Non può dunque sorprendere che questi mercati finanziari stiano adesso addosso ai governi rei di averli salvati non più tardi di quattro anni fa. Chiedono finanziarie pesantissime per garantire il pagamento dei conti di oggi, ma non si rendono nemmeno conto che così facendo inficiano le prospettive di crescita di domani, quando verrà presentato un conto ancor più salato di quello odierno. Ed infatti, mentre i governi alzano le tasse e tagliano la spesa, l'industria boccheggia, a cominciare dall'auto, il bene di consumo per eccellenza. E non può essere un caso che i capitalisti di lungo corso abbiano visioni in netto contrasto con quelle dei finanzieri alla Marchionne che vedono come il fumo negli occhi un innalzamento delle tasse che diminuirebbe i profitti - vale per la Tobin Tax come per il prelievo di solidarietà o i tax cuts di Bush. Questi "vecchi" capitalisti capiscono che la finanziarizzazione dell'economia ha messo il capitalismo ed il mondo occidentale k.o., che mentre gli investitori vedevano gonfiarsi il portafogli, il lavoro perdeva reddito ed il capitalismo occidentale smetteva di investire e cominciava ad indebitarsi.

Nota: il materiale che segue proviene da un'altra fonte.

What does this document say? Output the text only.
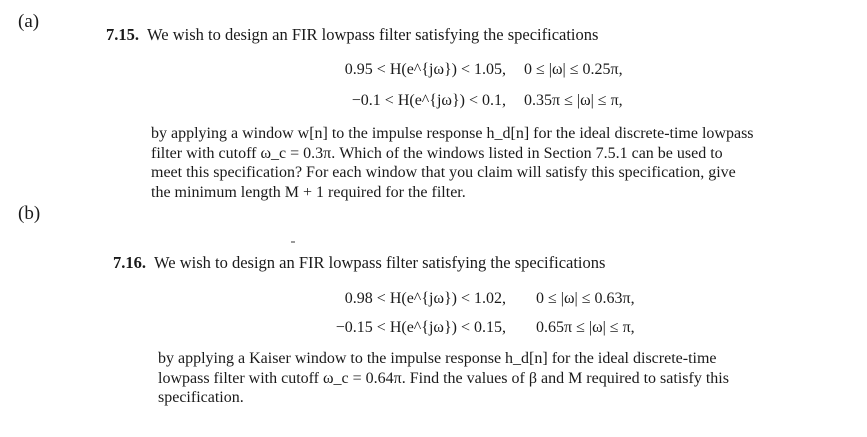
(a)
(b)
7.15. We wish to design an FIR lowpass filter satisfying the specifications
0.95 < H(e^{jω}) < 1.05, 0 ≤ |ω| ≤ 0.25π,
−0.1 < H(e^{jω}) < 0.1, 0.35π ≤ |ω| ≤ π,
by applying a window w[n] to the impulse response h_d[n] for the ideal discrete-time lowpass
filter with cutoff ω_c = 0.3π. Which of the windows listed in Section 7.5.1 can be used to
meet this specification? For each window that you claim will satisfy this specification, give
the minimum length M + 1 required for the filter.
7.16. We wish to design an FIR lowpass filter satisfying the specifications
0.98 < H(e^{jω}) < 1.02, 0 ≤ |ω| ≤ 0.63π,
−0.15 < H(e^{jω}) < 0.15, 0.65π ≤ |ω| ≤ π,
by applying a Kaiser window to the impulse response h_d[n] for the ideal discrete-time
lowpass filter with cutoff ω_c = 0.64π. Find the values of β and M required to satisfy this
specification.
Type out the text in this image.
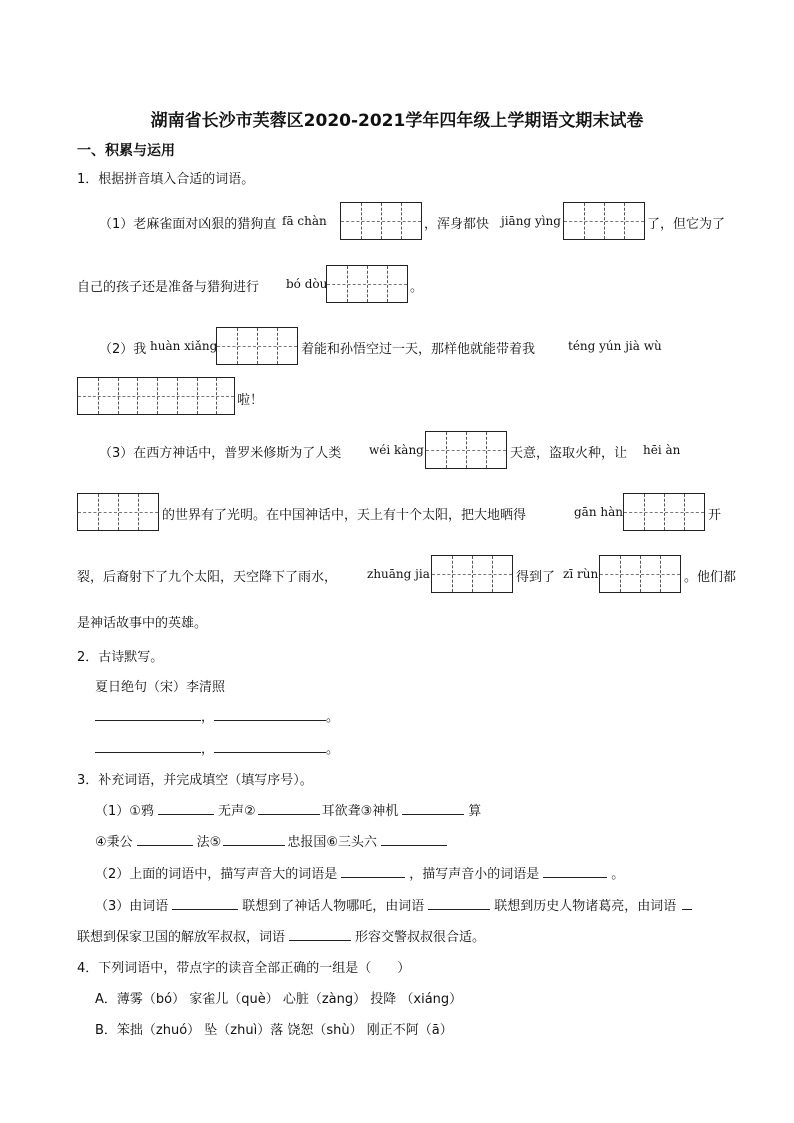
湖南省长沙市芙蓉区2020-2021学年四年级上学期语文期末试卷
一、积累与运用
1．根据拼音填入合适的词语。
（1）老麻雀面对凶狠的猎狗直 fā chàn	，浑身都快 jiāng yìng	了，但它为了
自己的孩子还是准备与猎狗进行 bó dòu	。
（2）我 huàn xiǎng	着能和孙悟空过一天，那样他就能带着我	téng yún jià wù
啦！
（3）在西方神话中，普罗米修斯为了人类 wéi kàng	天意，盗取火种，让 hēi àn
的世界有了光明。在中国神话中，天上有十个太阳，把大地晒得	gān hàn	开
裂，后裔射下了九个太阳，天空降下了雨水， zhuāng jia	得到了 zī rùn	。他们都
是神话故事中的英雄。
2．古诗默写。
夏日绝句（宋）李清照
，	。
，	。
3．补充词语，并完成填空（填写序号）。
（1）①鸦	无声②	耳欲聋③神机	算
④秉公	法⑤	忠报国⑥三头六
（2）上面的词语中，描写声音大的词语是	，描写声音小的词语是	。
（3）由词语	联想到了神话人物哪吒，由词语	联想到历史人物诸葛亮，由词语
联想到保家卫国的解放军叔叔，词语	形容交警叔叔很合适。
4．下列词语中，带点字的读音全部正确的一组是（　　）
A．薄雾（bó） 家雀儿（què） 心脏（zàng） 投降 （xiáng）
B．笨拙（zhuó） 坠（zhuì）落 饶恕（shù） 刚正不阿（ā）
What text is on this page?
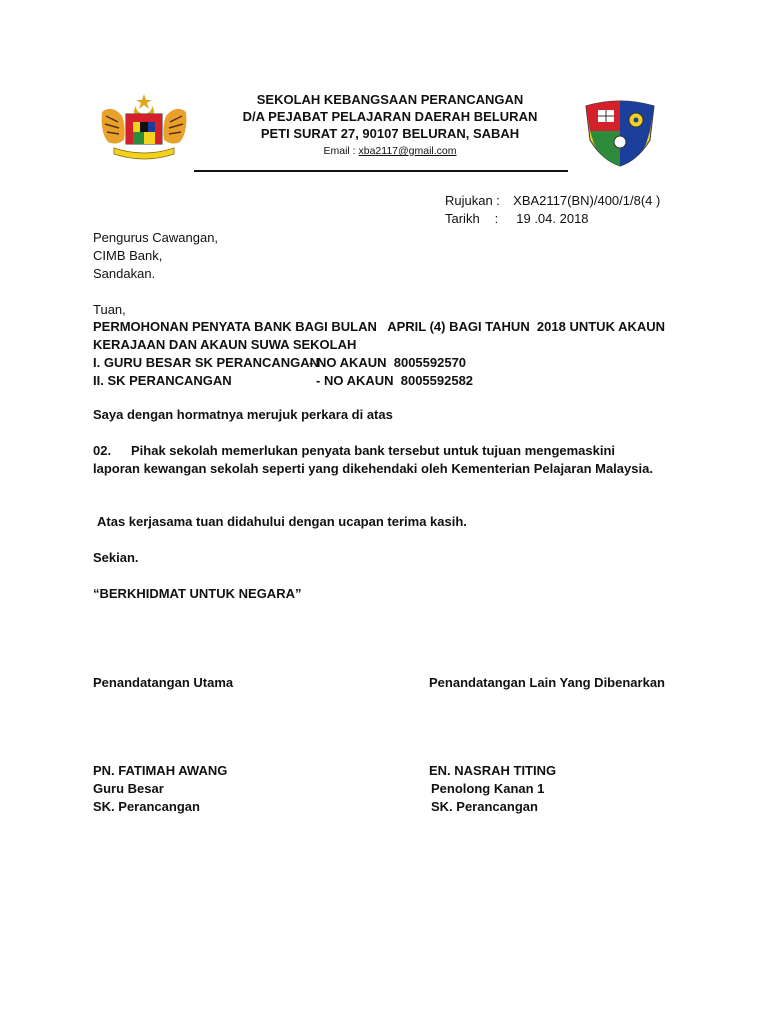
SEKOLAH KEBANGSAAN PERANCANGAN
D/A PEJABAT PELAJARAN DAERAH BELURAN
PETI SURAT 27, 90107 BELURAN, SABAH
Email : xba2117@gmail.com
Rujukan : XBA2117(BN)/400/1/8(4 )
Tarikh : 19 .04. 2018
Pengurus Cawangan,
CIMB Bank,
Sandakan.
Tuan,
PERMOHONAN PENYATA BANK BAGI BULAN   APRIL (4) BAGI TAHUN  2018 UNTUK AKAUN
KERAJAAN DAN AKAUN SUWA SEKOLAH
I. GURU BESAR SK PERANCANGAN
- NO AKAUN  8005592570
II. SK PERANCANGAN	- NO AKAUN  8005592582
Saya dengan hormatnya merujuk perkara di atas
02. Pihak sekolah memerlukan penyata bank tersebut untuk tujuan mengemaskini
laporan kewangan sekolah seperti yang dikehendaki oleh Kementerian Pelajaran Malaysia.
Atas kerjasama tuan didahului dengan ucapan terima kasih.
Sekian.
“BERKHIDMAT UNTUK NEGARA”
Penandatangan Utama	Penandatangan Lain Yang Dibenarkan
PN. FATIMAH AWANG
Guru Besar
SK. Perancangan
EN. NASRAH TITING
Penolong Kanan 1
SK. Perancangan
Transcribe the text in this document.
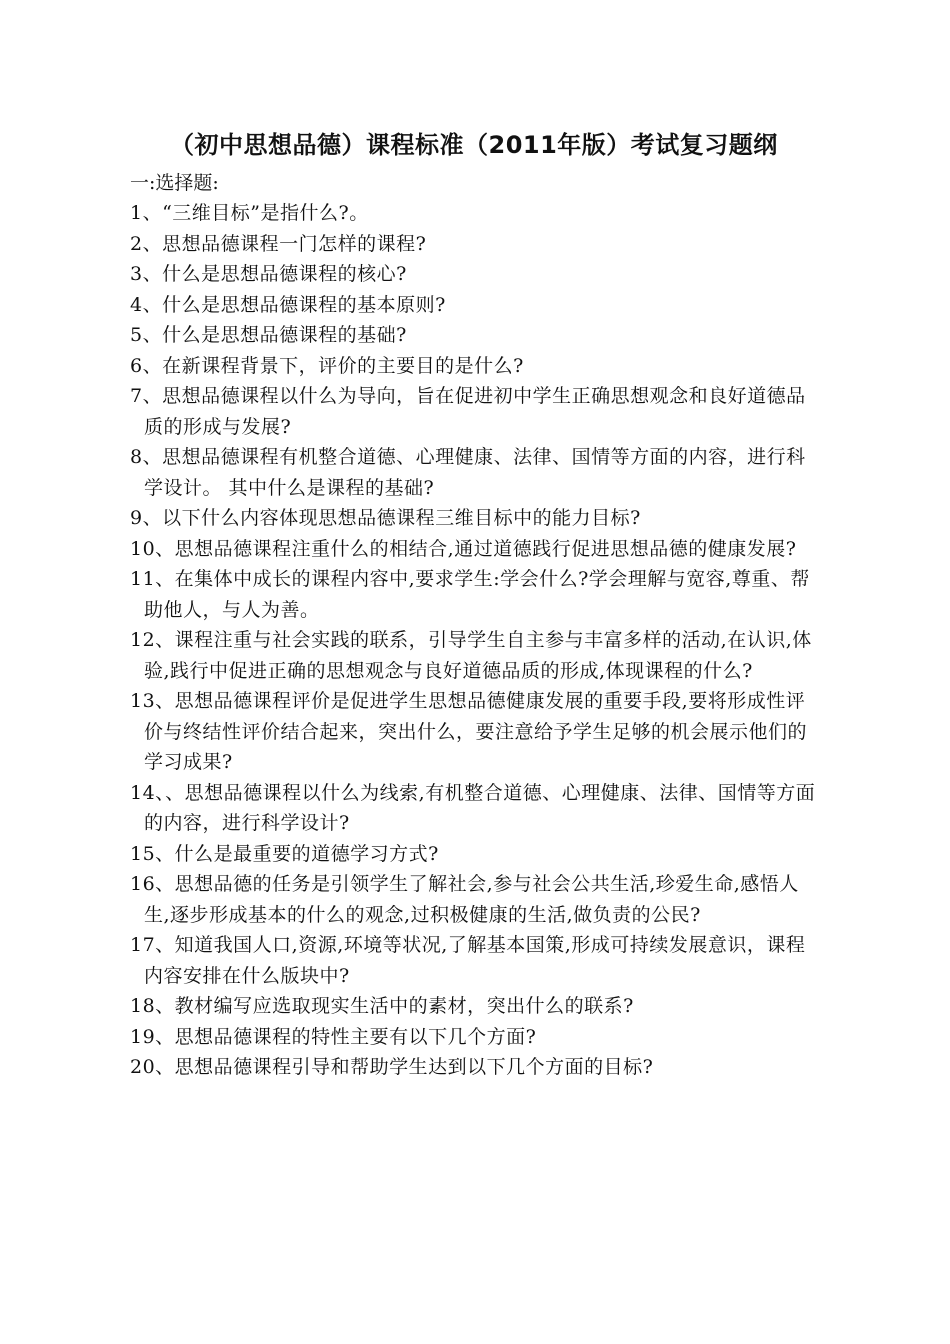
（初中思想品德）课程标准（2011年版）考试复习题纲
一:选择题:
1、“三维目标”是指什么?。
2、思想品德课程一门怎样的课程?
3、什么是思想品德课程的核心?
4、什么是思想品德课程的基本原则?
5、什么是思想品德课程的基础?
6、在新课程背景下，评价的主要目的是什么?
7、思想品德课程以什么为导向，旨在促进初中学生正确思想观念和良好道德品质的形成与发展?
8、思想品德课程有机整合道德、心理健康、法律、国情等方面的内容，进行科学设计。 其中什么是课程的基础?
9、以下什么内容体现思想品德课程三维目标中的能力目标?
10、思想品德课程注重什么的相结合,通过道德践行促进思想品德的健康发展?
11、在集体中成长的课程内容中,要求学生:学会什么?学会理解与宽容,尊重、帮助他人，与人为善。
12、课程注重与社会实践的联系，引导学生自主参与丰富多样的活动,在认识,体验,践行中促进正确的思想观念与良好道德品质的形成,体现课程的什么?
13、思想品德课程评价是促进学生思想品德健康发展的重要手段,要将形成性评价与终结性评价结合起来，突出什么，要注意给予学生足够的机会展示他们的学习成果?
14、、思想品德课程以什么为线索,有机整合道德、心理健康、法律、国情等方面的内容，进行科学设计?
15、什么是最重要的道德学习方式?
16、思想品德的任务是引领学生了解社会,参与社会公共生活,珍爱生命,感悟人生,逐步形成基本的什么的观念,过积极健康的生活,做负责的公民?
17、知道我国人口,资源,环境等状况,了解基本国策,形成可持续发展意识，课程内容安排在什么版块中?
18、教材编写应选取现实生活中的素材，突出什么的联系?
19、思想品德课程的特性主要有以下几个方面?
20、思想品德课程引导和帮助学生达到以下几个方面的目标?
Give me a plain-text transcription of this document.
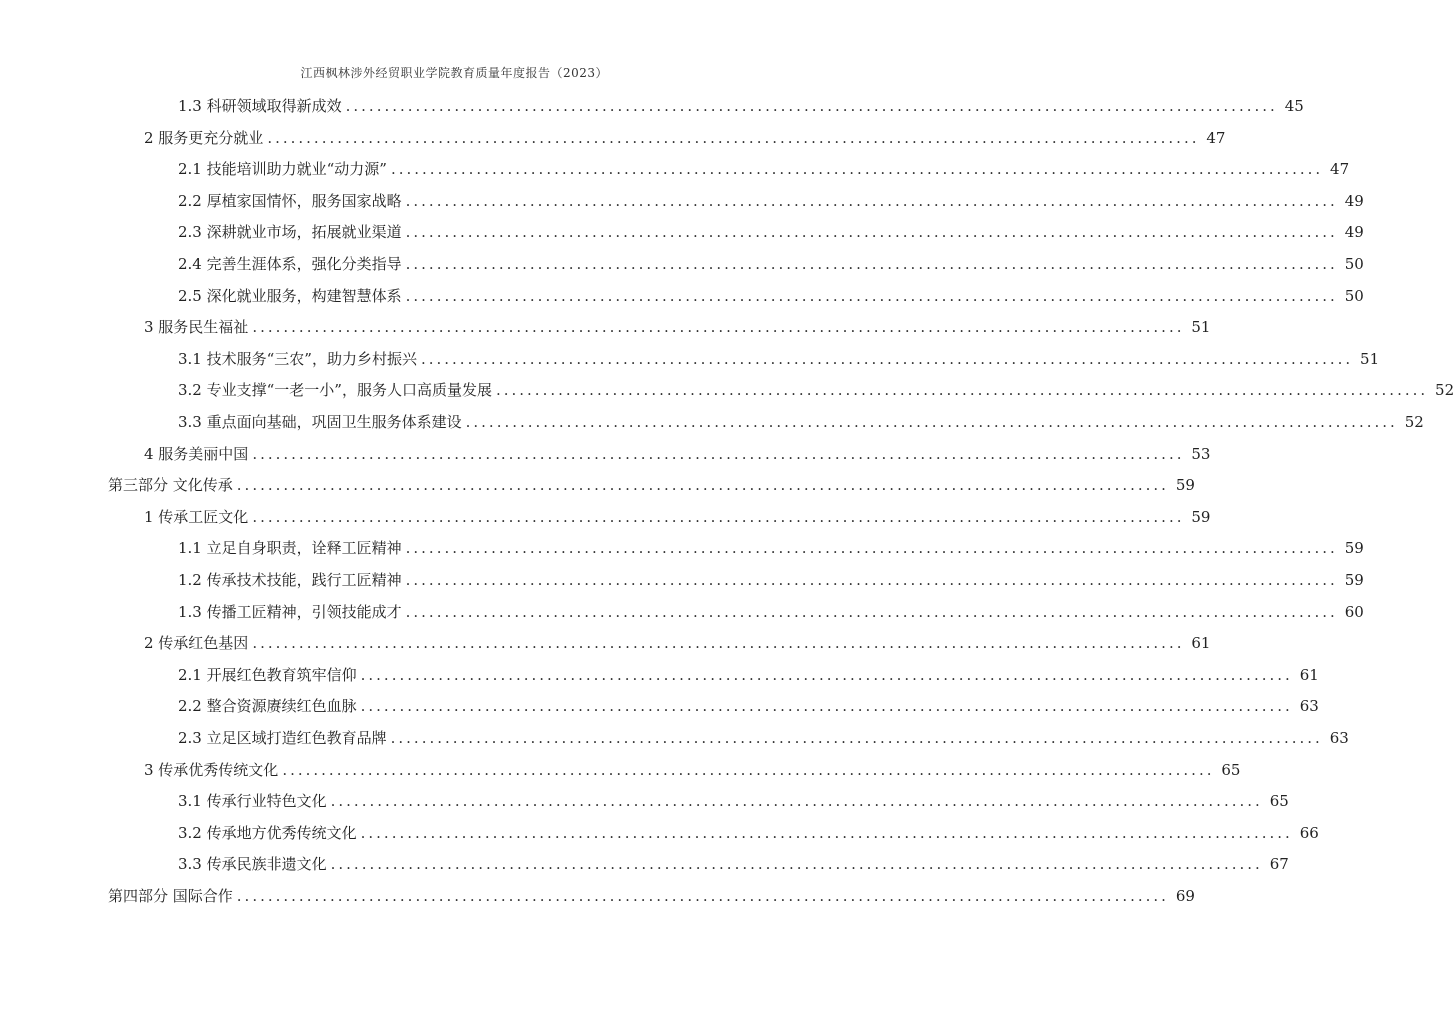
江西枫林涉外经贸职业学院教育质量年度报告（2023）
1.3 科研领域取得新成效 ........................................................................................................................ 45
2 服务更充分就业 ........................................................................................................................ 47
2.1 技能培训助力就业“动力源” ........................................................................................................................ 47
2.2 厚植家国情怀，服务国家战略 ........................................................................................................................ 49
2.3 深耕就业市场，拓展就业渠道 ........................................................................................................................ 49
2.4 完善生涯体系，强化分类指导 ........................................................................................................................ 50
2.5 深化就业服务，构建智慧体系 ........................................................................................................................ 50
3 服务民生福祉 ........................................................................................................................ 51
3.1 技术服务“三农”，助力乡村振兴 ........................................................................................................................ 51
3.2 专业支撑“一老一小”，服务人口高质量发展 ........................................................................................................................ 52
3.3 重点面向基础，巩固卫生服务体系建设 ........................................................................................................................ 52
4 服务美丽中国 ........................................................................................................................ 53
第三部分 文化传承 ........................................................................................................................ 59
1 传承工匠文化 ........................................................................................................................ 59
1.1 立足自身职责，诠释工匠精神 ........................................................................................................................ 59
1.2 传承技术技能，践行工匠精神 ........................................................................................................................ 59
1.3 传播工匠精神，引领技能成才 ........................................................................................................................ 60
2 传承红色基因 ........................................................................................................................ 61
2.1 开展红色教育筑牢信仰 ........................................................................................................................ 61
2.2 整合资源赓续红色血脉 ........................................................................................................................ 63
2.3 立足区域打造红色教育品牌 ........................................................................................................................ 63
3 传承优秀传统文化 ........................................................................................................................ 65
3.1 传承行业特色文化 ........................................................................................................................ 65
3.2 传承地方优秀传统文化 ........................................................................................................................ 66
3.3 传承民族非遗文化 ........................................................................................................................ 67
第四部分 国际合作 ........................................................................................................................ 69
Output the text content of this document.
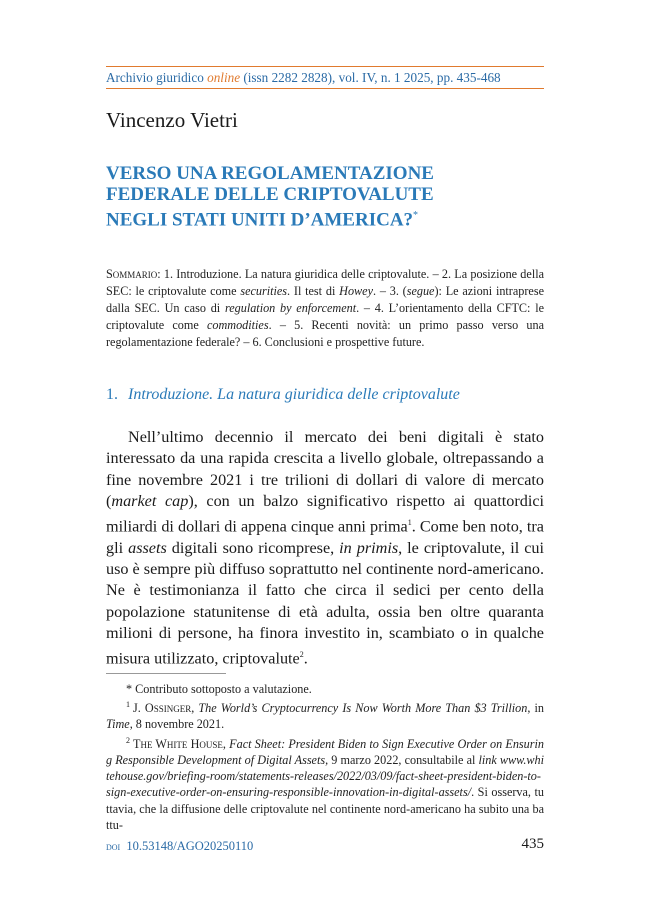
Archivio giuridico online (issn 2282 2828), vol. IV, n. 1 2025, pp. 435-468
Vincenzo Vietri
VERSO UNA REGOLAMENTAZIONE
FEDERALE DELLE CRIPTOVALUTE
NEGLI STATI UNITI D’AMERICA?*
Sommario: 1. Introduzione. La natura giuridica delle criptovalute. – 2. La posizione della SEC: le criptovalute come securities. Il test di Howey. – 3. (segue): Le azioni intraprese dalla SEC. Un caso di regulation by enforcement. – 4. L’orientamento della CFTC: le criptovalute come commodities. – 5. Recenti novità: un primo passo verso una regolamentazione federale? – 6. Conclusioni e prospettive future.
1. Introduzione. La natura giuridica delle criptovalute
Nell’ultimo decennio il mercato dei beni digitali è stato interessato da una rapida crescita a livello globale, oltrepassando a fine novembre 2021 i tre trilioni di dollari di valore di mercato (market cap), con un balzo significativo rispetto ai quattordici miliardi di dollari di appena cinque anni prima$^1$. Come ben noto, tra gli assets digitali sono ricompresе, in primis, le criptovalute, il cui uso è sempre più diffuso soprattutto nel continente nord-americano. Ne è testimonianza il fatto che circa il sedici per cento della popolazione statunitense di età adulta, ossia ben oltre quaranta milioni di persone, ha finora investito in, scambiato o in qualche misura utilizzato, criptovalute$^2$.

* Contributo sottoposto a valutazione.

$^1$ J. Ossinger, The World’s Cryptocurrency Is Now Worth More Than $3 Trillion, in Time, 8 novembre 2021.

$^2$ The White House, Fact Sheet: President Biden to Sign Executive Order on Ensuring Responsible Development of Digital Assets, 9 marzo 2022, consultabile al link www.whitehouse.gov/briefing-room/statements-releases/2022/03/09/fact-sheet-president-biden-to-sign-executive-order-on-ensuring-responsible-innovation-in-digital-assets/. Si osserva, tuttavia, che la diffusione delle criptovalute nel continente nord-americano ha subito una battu-

doi 10.53148/AGO20250110	435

Dunque i Buffett e i Montezemolo chiedono che vengano alzate le tasse ai ricchi, la cui propensione marginale al consumo rimarrebbe invariata, non andando a toccare il ceto medio, la cui incipiente proletarizzazione significa soltanto declino e miseria per l'Occidente.

Quello che nel 2007 non si è voluto capire è che la crisi finanziaria non era un qualcosa di passeggero da mettere a posto semplicemente con l'intervento pubblico. Quel che ci si è ostinati a ignorare è che la crisi greca non era solamente un evento di mala-finanza e di conti truccati. Quel che ora è indispensabile comprendere è che siamo di fronte ad una crisi sistemica e solo un totale rovesciamento del paradigma neo-liberale e il superamento del capitalismo finanziario potranno salvare un mondo che ci sta sprofondando sotto i piedi.